Perhaps the most unintuitive part of editing an Acrobat form is the setting
of the tab order for your fields. Not only is it quite prone to causing
errors, but a single missed click of the mouse and you may have to start
over again. The graphical Set Tab Order dialog in the Sage Form Tool
eliminates all of the hassles by allowing you to set the tab order the way
it should be.

Power users will appreciate one of the Sage Form Tool’s most unusual
features: extensibility. Custom JavaScript can be (but doesn’t have to be)
used to add or modify the plug-in’s features, including menu commands. “I
felt it was extremely important to give the power user the ability to hook
into the plug-in’s core features,” explains Kas Thomas, one of the
plug-in’s authors. “With Acrobat’s newly expanded JavaScript capabilities,
this becomes an especially exciting possibility.
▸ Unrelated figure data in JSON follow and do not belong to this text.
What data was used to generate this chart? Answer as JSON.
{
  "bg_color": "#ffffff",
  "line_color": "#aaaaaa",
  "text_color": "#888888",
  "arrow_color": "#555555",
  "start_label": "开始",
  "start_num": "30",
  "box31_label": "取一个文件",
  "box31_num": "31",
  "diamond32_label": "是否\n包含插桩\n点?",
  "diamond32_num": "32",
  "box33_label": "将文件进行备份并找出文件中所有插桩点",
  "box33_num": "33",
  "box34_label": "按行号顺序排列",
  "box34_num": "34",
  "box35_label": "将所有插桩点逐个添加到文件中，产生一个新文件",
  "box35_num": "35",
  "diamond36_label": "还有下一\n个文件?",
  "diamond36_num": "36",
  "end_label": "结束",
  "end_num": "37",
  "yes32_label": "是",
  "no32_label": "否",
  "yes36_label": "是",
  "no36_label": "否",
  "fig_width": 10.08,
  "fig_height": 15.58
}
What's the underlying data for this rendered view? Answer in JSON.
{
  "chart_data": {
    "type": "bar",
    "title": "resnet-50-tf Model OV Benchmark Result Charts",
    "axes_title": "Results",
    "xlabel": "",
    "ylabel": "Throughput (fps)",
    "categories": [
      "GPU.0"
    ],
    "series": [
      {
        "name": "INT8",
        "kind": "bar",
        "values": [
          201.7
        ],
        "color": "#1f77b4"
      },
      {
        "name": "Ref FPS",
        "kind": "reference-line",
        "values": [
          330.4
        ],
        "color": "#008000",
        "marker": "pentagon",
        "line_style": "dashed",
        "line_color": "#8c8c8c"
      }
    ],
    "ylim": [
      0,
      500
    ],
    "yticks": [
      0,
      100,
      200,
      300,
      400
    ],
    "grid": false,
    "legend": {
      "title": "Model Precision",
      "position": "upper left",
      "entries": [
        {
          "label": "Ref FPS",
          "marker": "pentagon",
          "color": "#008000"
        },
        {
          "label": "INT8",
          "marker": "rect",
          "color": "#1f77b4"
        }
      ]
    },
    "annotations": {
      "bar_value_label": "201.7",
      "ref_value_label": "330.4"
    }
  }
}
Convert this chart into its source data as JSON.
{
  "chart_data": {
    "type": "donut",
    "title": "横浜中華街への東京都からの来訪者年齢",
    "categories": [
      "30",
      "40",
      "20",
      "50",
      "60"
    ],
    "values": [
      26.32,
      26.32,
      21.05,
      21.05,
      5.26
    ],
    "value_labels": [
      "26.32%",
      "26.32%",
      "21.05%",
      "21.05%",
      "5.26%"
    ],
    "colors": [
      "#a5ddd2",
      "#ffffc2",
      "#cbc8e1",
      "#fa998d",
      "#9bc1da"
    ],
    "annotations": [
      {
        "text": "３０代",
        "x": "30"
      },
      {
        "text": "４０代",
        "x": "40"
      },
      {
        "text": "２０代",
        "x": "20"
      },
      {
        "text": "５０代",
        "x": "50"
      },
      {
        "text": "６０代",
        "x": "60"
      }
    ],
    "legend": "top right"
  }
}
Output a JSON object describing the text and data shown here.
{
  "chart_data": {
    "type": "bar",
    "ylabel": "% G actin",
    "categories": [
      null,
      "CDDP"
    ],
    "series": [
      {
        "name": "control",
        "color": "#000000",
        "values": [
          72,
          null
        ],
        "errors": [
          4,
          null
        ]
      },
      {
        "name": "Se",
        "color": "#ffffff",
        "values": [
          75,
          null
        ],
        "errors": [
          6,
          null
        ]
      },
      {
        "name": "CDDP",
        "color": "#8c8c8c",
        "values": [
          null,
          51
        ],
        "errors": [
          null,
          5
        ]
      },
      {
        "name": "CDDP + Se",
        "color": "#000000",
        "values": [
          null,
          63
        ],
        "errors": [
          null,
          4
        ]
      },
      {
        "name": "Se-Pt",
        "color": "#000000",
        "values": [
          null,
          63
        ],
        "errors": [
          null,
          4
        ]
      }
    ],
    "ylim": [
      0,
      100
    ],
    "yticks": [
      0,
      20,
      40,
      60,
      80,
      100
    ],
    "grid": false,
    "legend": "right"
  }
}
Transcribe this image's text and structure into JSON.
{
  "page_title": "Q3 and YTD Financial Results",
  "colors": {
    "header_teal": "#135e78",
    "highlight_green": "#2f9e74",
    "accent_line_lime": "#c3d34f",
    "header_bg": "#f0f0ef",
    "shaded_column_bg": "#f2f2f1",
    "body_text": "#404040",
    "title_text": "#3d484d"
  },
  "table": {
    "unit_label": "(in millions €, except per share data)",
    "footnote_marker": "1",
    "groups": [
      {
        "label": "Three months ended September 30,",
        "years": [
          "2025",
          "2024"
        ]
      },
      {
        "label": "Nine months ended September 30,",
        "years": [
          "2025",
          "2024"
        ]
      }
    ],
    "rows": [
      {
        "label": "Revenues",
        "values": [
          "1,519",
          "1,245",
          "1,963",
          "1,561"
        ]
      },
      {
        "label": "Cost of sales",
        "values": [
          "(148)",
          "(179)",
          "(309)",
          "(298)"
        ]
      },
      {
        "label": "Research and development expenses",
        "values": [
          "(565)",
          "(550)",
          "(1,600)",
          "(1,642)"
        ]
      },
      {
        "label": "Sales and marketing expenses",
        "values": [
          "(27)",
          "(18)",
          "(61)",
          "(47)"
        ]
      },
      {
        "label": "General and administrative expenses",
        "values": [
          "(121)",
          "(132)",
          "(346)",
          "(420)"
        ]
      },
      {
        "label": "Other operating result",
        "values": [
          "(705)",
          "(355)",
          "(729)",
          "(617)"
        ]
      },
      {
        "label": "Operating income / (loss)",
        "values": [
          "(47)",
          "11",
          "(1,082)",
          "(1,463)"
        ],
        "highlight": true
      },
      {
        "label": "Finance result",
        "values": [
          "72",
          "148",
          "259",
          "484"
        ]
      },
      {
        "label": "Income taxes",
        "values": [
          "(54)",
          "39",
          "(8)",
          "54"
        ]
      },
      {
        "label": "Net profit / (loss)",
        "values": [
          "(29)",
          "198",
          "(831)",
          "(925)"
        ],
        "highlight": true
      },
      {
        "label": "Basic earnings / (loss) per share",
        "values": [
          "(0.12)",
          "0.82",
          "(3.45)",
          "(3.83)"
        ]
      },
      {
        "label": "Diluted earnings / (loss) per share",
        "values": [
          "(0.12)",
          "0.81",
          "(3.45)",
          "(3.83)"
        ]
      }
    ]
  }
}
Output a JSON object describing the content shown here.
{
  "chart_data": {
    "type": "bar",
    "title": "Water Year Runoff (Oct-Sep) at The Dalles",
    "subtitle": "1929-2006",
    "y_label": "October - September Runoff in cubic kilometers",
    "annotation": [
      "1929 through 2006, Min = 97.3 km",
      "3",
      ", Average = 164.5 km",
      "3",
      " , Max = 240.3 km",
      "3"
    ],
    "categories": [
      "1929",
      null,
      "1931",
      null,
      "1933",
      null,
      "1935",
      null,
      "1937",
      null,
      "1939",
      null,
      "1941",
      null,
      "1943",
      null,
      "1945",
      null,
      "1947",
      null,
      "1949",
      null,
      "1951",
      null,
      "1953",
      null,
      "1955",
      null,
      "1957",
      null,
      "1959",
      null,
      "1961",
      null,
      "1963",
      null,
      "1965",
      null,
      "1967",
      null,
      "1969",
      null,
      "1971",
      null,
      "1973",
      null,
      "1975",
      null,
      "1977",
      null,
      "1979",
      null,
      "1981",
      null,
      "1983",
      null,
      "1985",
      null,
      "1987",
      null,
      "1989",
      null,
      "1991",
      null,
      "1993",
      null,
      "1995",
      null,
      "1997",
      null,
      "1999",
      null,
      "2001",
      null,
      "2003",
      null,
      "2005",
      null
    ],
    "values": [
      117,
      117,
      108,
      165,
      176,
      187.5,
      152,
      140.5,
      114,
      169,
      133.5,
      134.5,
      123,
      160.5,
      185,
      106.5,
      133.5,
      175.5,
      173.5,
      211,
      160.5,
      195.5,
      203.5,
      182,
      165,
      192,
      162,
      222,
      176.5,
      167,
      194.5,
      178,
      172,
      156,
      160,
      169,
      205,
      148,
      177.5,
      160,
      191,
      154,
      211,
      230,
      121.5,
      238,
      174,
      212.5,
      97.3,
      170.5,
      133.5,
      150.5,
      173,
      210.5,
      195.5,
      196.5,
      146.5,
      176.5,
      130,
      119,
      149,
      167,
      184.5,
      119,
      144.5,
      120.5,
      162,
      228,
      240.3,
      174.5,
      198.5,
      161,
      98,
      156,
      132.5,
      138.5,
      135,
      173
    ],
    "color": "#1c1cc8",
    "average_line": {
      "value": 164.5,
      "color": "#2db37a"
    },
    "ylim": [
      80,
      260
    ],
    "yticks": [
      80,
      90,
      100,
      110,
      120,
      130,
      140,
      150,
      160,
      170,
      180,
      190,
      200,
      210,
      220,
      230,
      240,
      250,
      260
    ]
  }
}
You might say we’ve given
the end user the ability to write plug-ins for a plug-in!”

The Sage Form Tool is currently in development and due to ship to customers
in early July for all Macintosh (OS 9 and OS X) and Windows platforms
supported by Acrobat 5.0 and later.

About PDF Sages
PDFSages (http://www.pdfsages.com/) is dedicated to providing unmatched
PDF-oriented consulting and development services. We create solutions that
combine our knowledge of PDFwith other publishing tools to deliver
solutions for both the desktop and server markets for Mac OS, Microsoft
Windows and various Unix-based platforms.